The whole book is just a comedy of errors. It's an absolute riot! Rosellen has more pluck than any heroine I can remember. Lord Stanford is dashing, but imperfect (who wants a PERFECT hero?). The Heatherstone twins, two of the so-called gentlemen, (who are actually a couple of red-headed cheerful pranksters) are absolutely hilarious--as is "Buck." (I don't want to spoil anything for you).
I am a huge fan of Barbara Metzger. Her books are a delight on every page, and "Miss Lockharte's Letters" is no exception. I was lucky enough to find a copy of this book: Hopefully, you'll be lucky, too.
Rosellen Lockharte thinks she's dying of a fever. In a moment of delirium, she writes letters to the people who have left impressions on her short life. Of course... she doesn't die, and the embarrassing letters have already done their damage. Now, she thinks someone's out to murder her!
Much to her dismay, Lord Stanford (he was the recipient of one of her more hateful letters) comes to her rescue! ...as well as the bumbling twins come to her rescue so she won't haunt them as she threatened.
Get this book! I smiled the whole way through, and then I laughed out loud! Let Barbara Metzger treat you to her delightful humor!
Delirious with fever, Rosellen Lockharte summons all her strength to pen several letters from her deathbed. Soon all who set her on this path will learn that in her final hour she forgave them. However, the burden is on her for she not only cheats death but the man who ruined her life comes to save her.
Metzger's books always combine charm and humor and this title is no exception.
A more unusual premise than most. Cute.
Miss Lockharte is one of those Regency heroines that a reader can wrap her mind around. Life has been hard for this young lady (a poorly-paid penmanship teacher at an exclusive girl's school) and now she is suffering from a bad case of influenza. When she overhears there being 'no hope' and knows it must be her they are speaking of, Rosellen decides there are a few people she needs to share her last thoughts with ... Rosellen decides to tell these near (and not very dear) people what she really thinks about them.
Unfortunately for Rosellen, she does not expire after venting her feelings. Fortunately for the reader, all sorts of mayhem occur in response to Rosellen's missives.

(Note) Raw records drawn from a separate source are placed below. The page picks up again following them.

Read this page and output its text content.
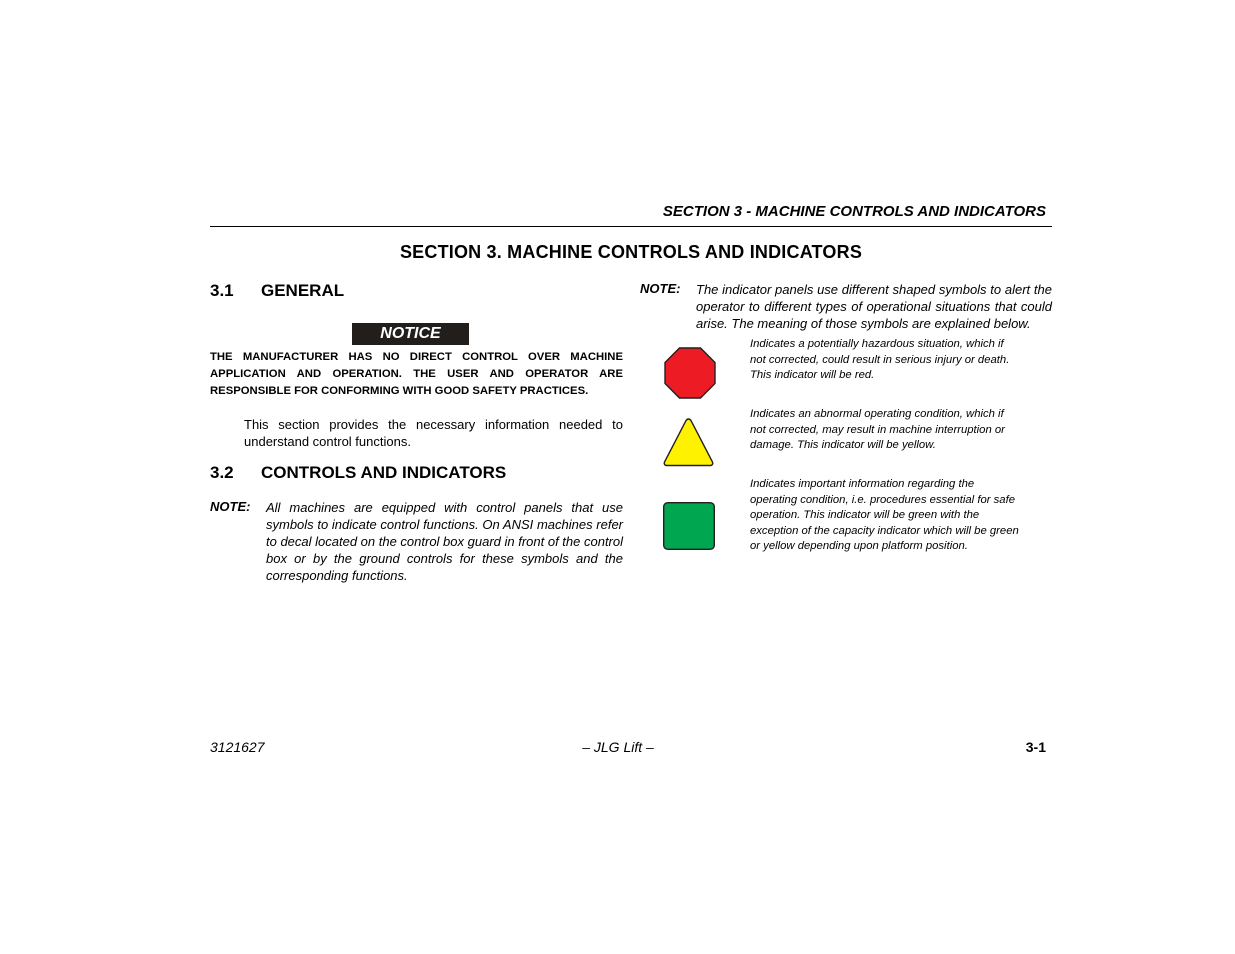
SECTION 3 - MACHINE CONTROLS AND INDICATORS
SECTION 3. MACHINE CONTROLS AND INDICATORS
3.1 GENERAL
NOTICE
THE MANUFACTURER HAS NO DIRECT CONTROL OVER MACHINE APPLICATION AND OPERATION. THE USER AND OPERATOR ARE RESPONSIBLE FOR CONFORMING WITH GOOD SAFETY PRACTICES.
This section provides the necessary information needed to understand control functions.
3.2 CONTROLS AND INDICATORS
NOTE: All machines are equipped with control panels that use symbols to indicate control functions. On ANSI machines refer to decal located on the control box guard in front of the control box or by the ground controls for these symbols and the corresponding functions.
NOTE: The indicator panels use different shaped symbols to alert the operator to different types of operational situations that could arise. The meaning of those symbols are explained below.
Indicates a potentially hazardous situation, which if not corrected, could result in serious injury or death. This indicator will be red.
Indicates an abnormal operating condition, which if not corrected, may result in machine interruption or damage. This indicator will be yellow.
Indicates important information regarding the operating condition, i.e. procedures essential for safe operation. This indicator will be green with the exception of the capacity indicator which will be green or yellow depending upon platform position.
3121627	– JLG Lift –	3-1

These unkind people almost rush to get Rosellen buried. The first one to arrive (a Viscount), decides that Rosellen is mentally unstable, perhaps from her illness, or perhaps from all of her disappointments.
It takes a while for the Viscount to understand that Rosellen is not deranged, but in danger. There is a host of secondary characters, most of whom are just as mean-spirited as our heroine believes. The twins deserve special mention for their unique views on life. When they are trying to decide which of them should marry Rosellen and which should join the military (to fight Napolean), they decide that the loser of their wager should marry.
I smiled all the way through the book; a delight.